We find the new position of Nandi-Ndaitwah against comprehensive sexuality education (CSE), a total contradiction to her erstwhile claim to fame as an advocate for women.

Sexuality education for young girls and women is the first step towards their empowerment. Women must make choices about their bodies and their futures.

We fail to see a logical reason for Namibia’s #1 international women empowerment advocate to shift gears and withdraw support for an educational framework that empowers women and girls.

Is there internal political pressure from those opposed to women having reproductive rights? Is there some interfering outside right-wing conservative pressure behind it?

The Comprehensive Sexuality Education Programme as per the United Nations Population Fund (www.unfpa.org) is a programme to develop gender-equitable relationships. It has been developed to promote and protect human rights. It seeks to generate values of tolerance, non-discrimination and civic engagement. It is detailed learning content on aspects of reproductive health and wellbeing.

CSE influenced curricula could be adapted to include tools for young girls to deal with the issue of rape. girls can learn about how to manage incest, inappropriate touching, and molestation by people close to them. This sounds like the kind of program Ndaitwah would normally embrace.

What is really happening here?

The Deputy Prime Minister proclaims some ‘good aspects’ of the CSE. And yet, she wants an education guideline that “steers away from engaging in elements that may be considered illegal.” Now what euphemism is that?
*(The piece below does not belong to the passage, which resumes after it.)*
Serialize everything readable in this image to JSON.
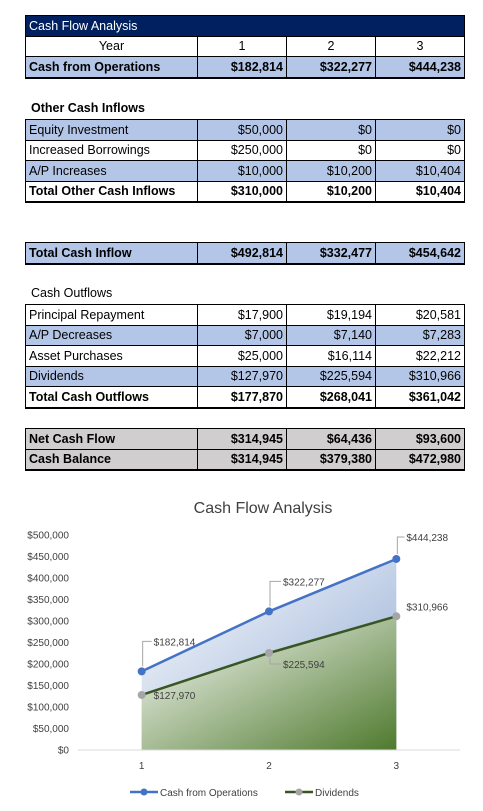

Is she referring to LGBTQI issues? Is she calling people with non-mainstream sexual orientation illegal? Or is she referring to reproductive rights? Is she saying that this is the illegality embodied in CSE?

Groups that bring free sanitary pads to rural schools across the nation are reporting that many of the girls they meet do not understand what their periods are. They do not link periods to pregnancy. They do not know what a uterus or eggs or fallopian tubes are. They do not understand about sperm and how it fertilizes and egg. This is insanity.
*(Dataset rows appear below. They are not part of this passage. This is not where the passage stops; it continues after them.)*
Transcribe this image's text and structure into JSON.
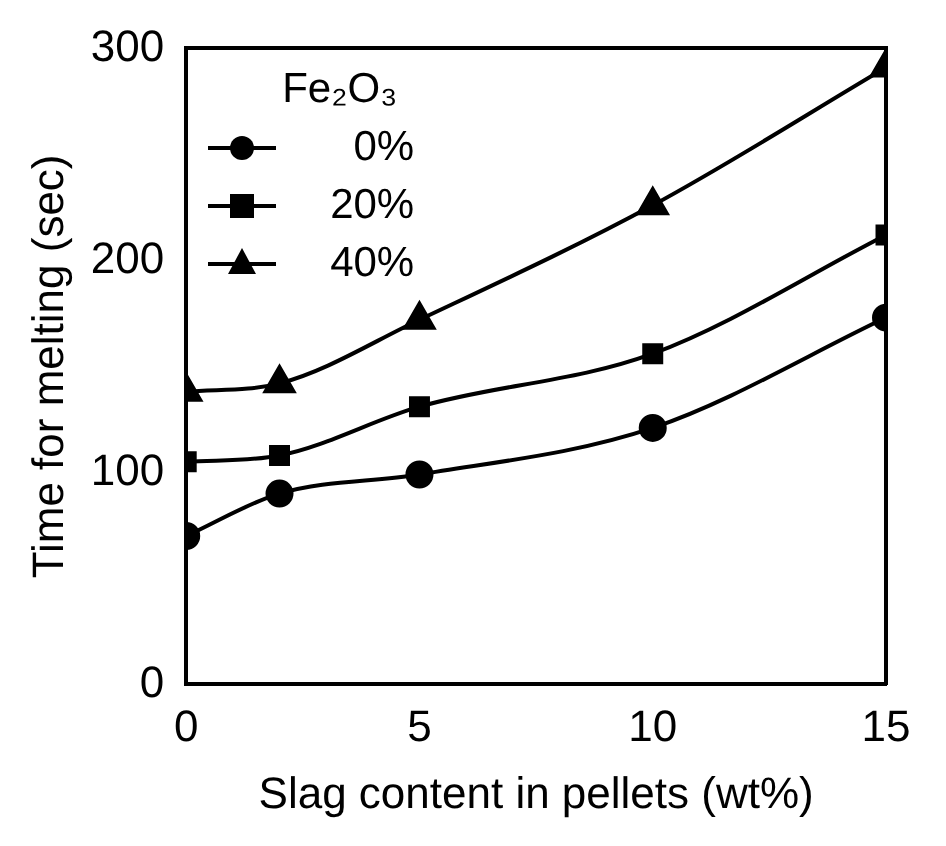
{
  "chart_data": {
    "type": "line",
    "xlabel": "Slag content in pellets (wt%)",
    "ylabel": "Time for melting (sec)",
    "legend_title": "Fe₂O₃",
    "x": [
      0,
      2,
      5,
      10,
      15
    ],
    "series": [
      {
        "name": "0%",
        "color": "#000000",
        "marker": "circle",
        "values": [
          70,
          90,
          99,
          121,
          173
        ]
      },
      {
        "name": "20%",
        "color": "#000000",
        "marker": "square",
        "values": [
          105,
          108,
          131,
          156,
          212
        ]
      },
      {
        "name": "40%",
        "color": "#000000",
        "marker": "triangle",
        "values": [
          138,
          142,
          172,
          226,
          291
        ]
      }
    ],
    "xlim": [
      0,
      15
    ],
    "xticks": [
      0,
      5,
      10,
      15
    ],
    "ylim": [
      0,
      300
    ],
    "yticks": [
      0,
      100,
      200,
      300
    ],
    "grid": false,
    "legend": "top left",
    "line_style": "solid"
  }
}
Government and families must be held responsible for this level of ignorance in our girls and young women. This is the main reason for the explosion in unplanned pregnancies and the second class status of women in Namibia.

By pulling away from the CSE, Namibia has announced to the world that the Land of the Brave is a country that is retrogressive. Right wing conservatives (the same people who fought against Namibian independence), über-Christians (the same who defended apartheid) should be pleased. Namibia has also shown the world that we do not READ treaties before we sign them.

The CSE goals have not changed since this country signed on in the first place. Where was the national discussion and inputs from affected communities before such a policy shift? Why is Ndaitwah doing it quick, fast and under-the-table?

One of the most dis-empowering things for a woman is to have unwanted babies one after the other. When this baby mill happens without education on birth control or access to information about other options, it is not an empowered life.

Unwanted pregnancies lead to unwanted babies. We have a disgraceful, inhuman baby dumping plague in Namibia. We have school girls giving birth. There are women with babies from 2-3 different men. We have children growing up unattended, unsupervised and unloved. This is wrong if the women giving birth are not making informed choices. We need more sexuality education, not less.

The moral and ethical priorities of a community are learned in the home. Parents must get out of the useless cultural ‘traditions’ of not talking about sex with their children. The kids are learning it online and from each other; they are learning wrong things. Ignorance is never better than knowing.

The CSE is a guideline, not a curriculum nor is it a mandate. Member states can adapt the guidelines to fit their structures. A country can still embrace CSE while making their traditions, priorities and culture reflected in program implementation. So why pull out?

Ndaitwah must explain her flip-flop on women empowerment. Her current position against the CSE is a sad contradiction.